This study was to improve cosmetical activity of thiamine di-lauryl sulfate (TDS) by encapsulation of nanoparticle with lecithin. Results showed that most of the nanoparticles containing the TDS were well formed in round shape with below 150 ~ 200 nm diameter as well as they were fairly stable in various pH ranges by measuring zeta potentials. The nanoparticles of TDS resulted in 85% cell viability of human normal fibroblast cells (CCD-986sk) when added at the highest concentration (1.0 mg/mL). The nanoparticles of Acer mono sap showed highest free radical scavengering effect as 88.1% in adding sample (1.0 mg/mL), compared to TDS solution of non-encapsulation (81.6%).
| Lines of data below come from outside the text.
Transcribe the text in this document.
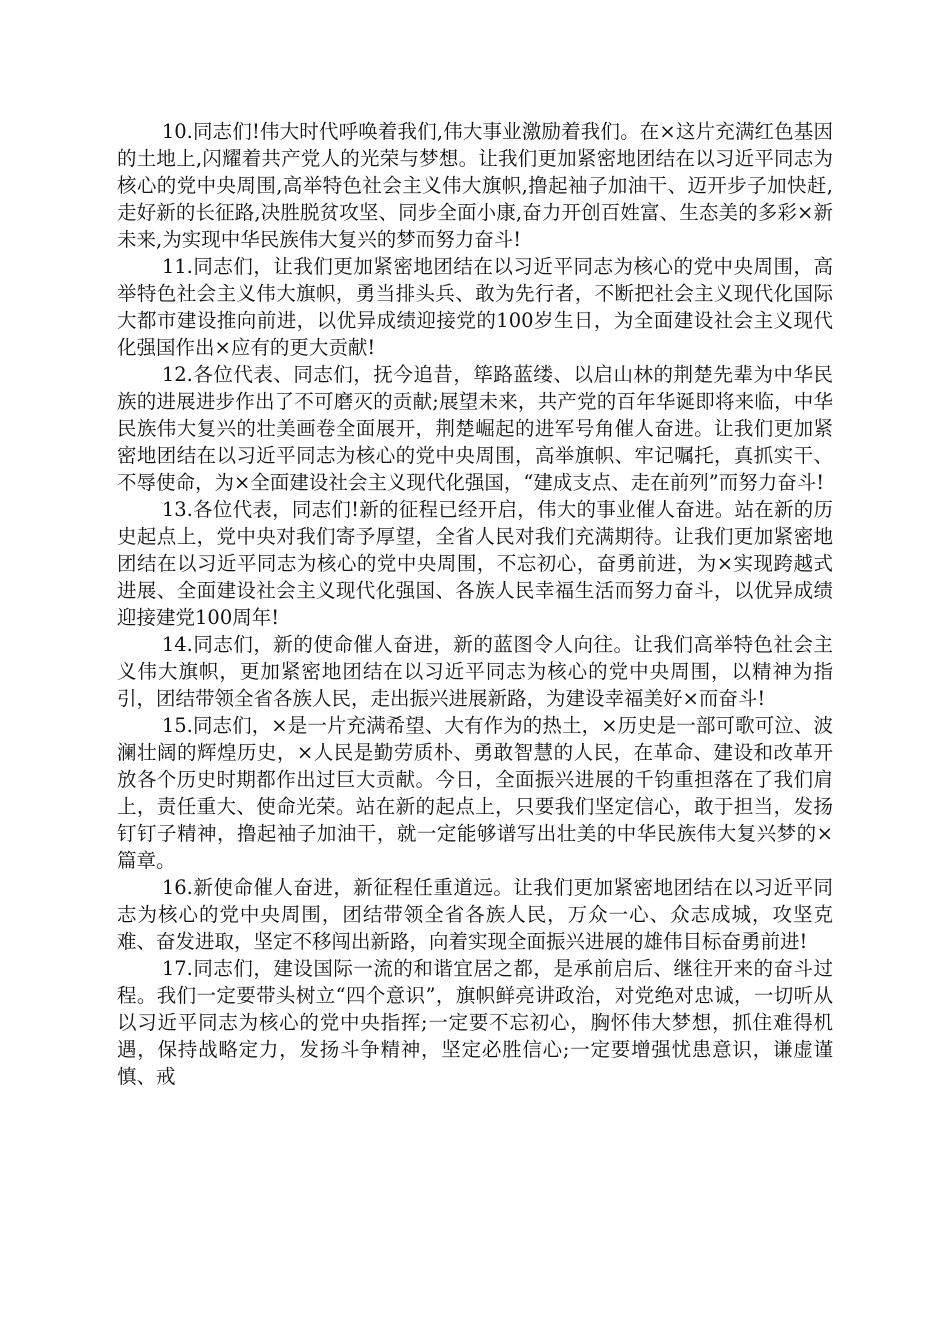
10.同志们!伟大时代呼唤着我们,伟大事业激励着我们。在×这片充满红色基因的土地上,闪耀着共产党人的光荣与梦想。让我们更加紧密地团结在以习近平同志为核心的党中央周围,高举特色社会主义伟大旗帜,撸起袖子加油干、迈开步子加快赶,走好新的长征路,决胜脱贫攻坚、同步全面小康,奋力开创百姓富、生态美的多彩×新未来,为实现中华民族伟大复兴的梦而努力奋斗!

11.同志们，让我们更加紧密地团结在以习近平同志为核心的党中央周围，高举特色社会主义伟大旗帜，勇当排头兵、敢为先行者，不断把社会主义现代化国际大都市建设推向前进，以优异成绩迎接党的100岁生日，为全面建设社会主义现代化强国作出×应有的更大贡献!

12.各位代表、同志们，抚今追昔，筚路蓝缕、以启山林的荆楚先辈为中华民族的进展进步作出了不可磨灭的贡献;展望未来，共产党的百年华诞即将来临，中华民族伟大复兴的壮美画卷全面展开，荆楚崛起的进军号角催人奋进。让我们更加紧密地团结在以习近平同志为核心的党中央周围，高举旗帜、牢记嘱托，真抓实干、不辱使命，为×全面建设社会主义现代化强国，“建成支点、走在前列”而努力奋斗!

13.各位代表，同志们!新的征程已经开启，伟大的事业催人奋进。站在新的历史起点上，党中央对我们寄予厚望，全省人民对我们充满期待。让我们更加紧密地团结在以习近平同志为核心的党中央周围，不忘初心，奋勇前进，为×实现跨越式进展、全面建设社会主义现代化强国、各族人民幸福生活而努力奋斗，以优异成绩迎接建党100周年!

14.同志们，新的使命催人奋进，新的蓝图令人向往。让我们高举特色社会主义伟大旗帜，更加紧密地团结在以习近平同志为核心的党中央周围，以精神为指引，团结带领全省各族人民，走出振兴进展新路，为建设幸福美好×而奋斗!

15.同志们，×是一片充满希望、大有作为的热土，×历史是一部可歌可泣、波澜壮阔的辉煌历史，×人民是勤劳质朴、勇敢智慧的人民，在革命、建设和改革开放各个历史时期都作出过巨大贡献。今日，全面振兴进展的千钧重担落在了我们肩上，责任重大、使命光荣。站在新的起点上，只要我们坚定信心，敢于担当，发扬钉钉子精神，撸起袖子加油干，就一定能够谱写出壮美的中华民族伟大复兴梦的×篇章。

16.新使命催人奋进，新征程任重道远。让我们更加紧密地团结在以习近平同志为核心的党中央周围，团结带领全省各族人民，万众一心、众志成城，攻坚克难、奋发进取，坚定不移闯出新路，向着实现全面振兴进展的雄伟目标奋勇前进!

17.同志们，建设国际一流的和谐宜居之都，是承前启后、继往开来的奋斗过程。我们一定要带头树立“四个意识”，旗帜鲜亮讲政治，对党绝对忠诚，一切听从以习近平同志为核心的党中央指挥;一定要不忘初心，胸怀伟大梦想，抓住难得机遇，保持战略定力，发扬斗争精神，坚定必胜信心;一定要增强忧患意识，谦虚谨慎、戒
The nanoparticles of TDS reduced the expression of MMP-1 on UV-irradiated CCD-986sk cells down to as 41.4%. The TDS solution and nanoparticles showed significant anti-microbial activities agaionst the salmonella typhimurium and listeria monocytogenes at 5 and 6 days as compared with control. Anti-microbial activities of TDS nanoparticles were similar to positive control. These results indicated that TDS nanoparticles may be a source for functional cosmetic agents capable of improving cosmetical activity such as antioxidant, whitening, and anti-wrinkling effects and can be further developed as natural preservative in cosmetics.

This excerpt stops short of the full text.